When pending usage crosses 80%, puller memory control triggers PauseArea (see thresholds in ShouldPauseArea). The subscription client sets paused=true and blocks upstream push in pushRegionEventToDS until Resume → the gRPC receive/dispatch chain is effectively stalled → backpressure propagates upstream to TiKV and the blast radius can expand.

5.3 Visualization

flowchart TB
  subgraph TiKV["TiKV"]
    tikv_resolved["CDC stream send<br/>ResolvedTs batch (many Regions)"]
  end

  subgraph TiCDC["TiCDC (log puller / dynstream)"]
    recv["regionRequestWorker.Recv<br/>receiveAndDispatchChangeEvents"]
    pack["dispatchResolvedTsEvent<br/>regionEvent{resolvedTs, states[]}"]
    ds["dynstream pending (1GB max)<br/>MemoryControlForPuller"]
    handler["regionEventHandler.Handle<br/>for state in states: handleResolvedTs"]
    mincalc["RangeLock global min<br/>GetHeapMinTs / rangeTsMap.getMinTs"]
    pause["PauseArea (>=80%)<br/>ResumeArea (<50%)"]
    blocked["subscriptionClient.paused=true<br/>pushRegionEventToDS blocks"]
  end

  tikv_resolved --> recv --> pack --> ds --> handler --> mincalc

  mincalc -.->|too slow| handler
  handler -.->|can’t keep up| ds
  ds -.->|pending grows| pause -.-> blocked -.-> recv
  recv -.->|gRPC backpressure| tikv_resolved

5.4 Why it “doesn’t recover” quickly after Pause

Even after Pause, it may stay stuck for a long time because:

Lower resume threshold (hysteresis): Pause triggers at >= 0.8, but Resume requires < 0.5, so you must drain a large portion of backlog.
Backlog is huge and draining is still slow: even if input stops, the accumulated resolved-ts events still need to be processed one by one; if advancement is still expensive, draining is very slow.
Potential blocking paths: when the handler enters await mode (waiting for downstream callbacks), dynstream marks the path as blocking.

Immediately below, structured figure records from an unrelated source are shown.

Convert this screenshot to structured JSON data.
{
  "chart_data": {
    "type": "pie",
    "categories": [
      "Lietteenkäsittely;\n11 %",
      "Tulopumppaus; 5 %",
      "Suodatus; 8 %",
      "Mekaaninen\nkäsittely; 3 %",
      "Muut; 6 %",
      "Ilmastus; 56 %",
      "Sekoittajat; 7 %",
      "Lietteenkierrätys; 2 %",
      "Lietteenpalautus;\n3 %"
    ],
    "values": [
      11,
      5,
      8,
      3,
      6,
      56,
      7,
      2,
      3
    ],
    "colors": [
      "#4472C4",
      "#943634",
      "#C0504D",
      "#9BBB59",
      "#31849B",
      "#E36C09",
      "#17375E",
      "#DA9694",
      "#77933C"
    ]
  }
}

A blocking path won’t be popped, so memory may never drop below the Resume threshold.

5.5 How #4088 fixes it

PR #4088 makes the hot path lighter via “default throttling + logic split”:

Default advance-interval-in-ms=100, so global min calculation and advancement happen at most once per 100ms instead of on every resolved-ts event.
When advanceInterval > 0, handleResolvedTs avoids maintaining/updating min-state for every event and concentrates heavier work only at the throttled advancement point.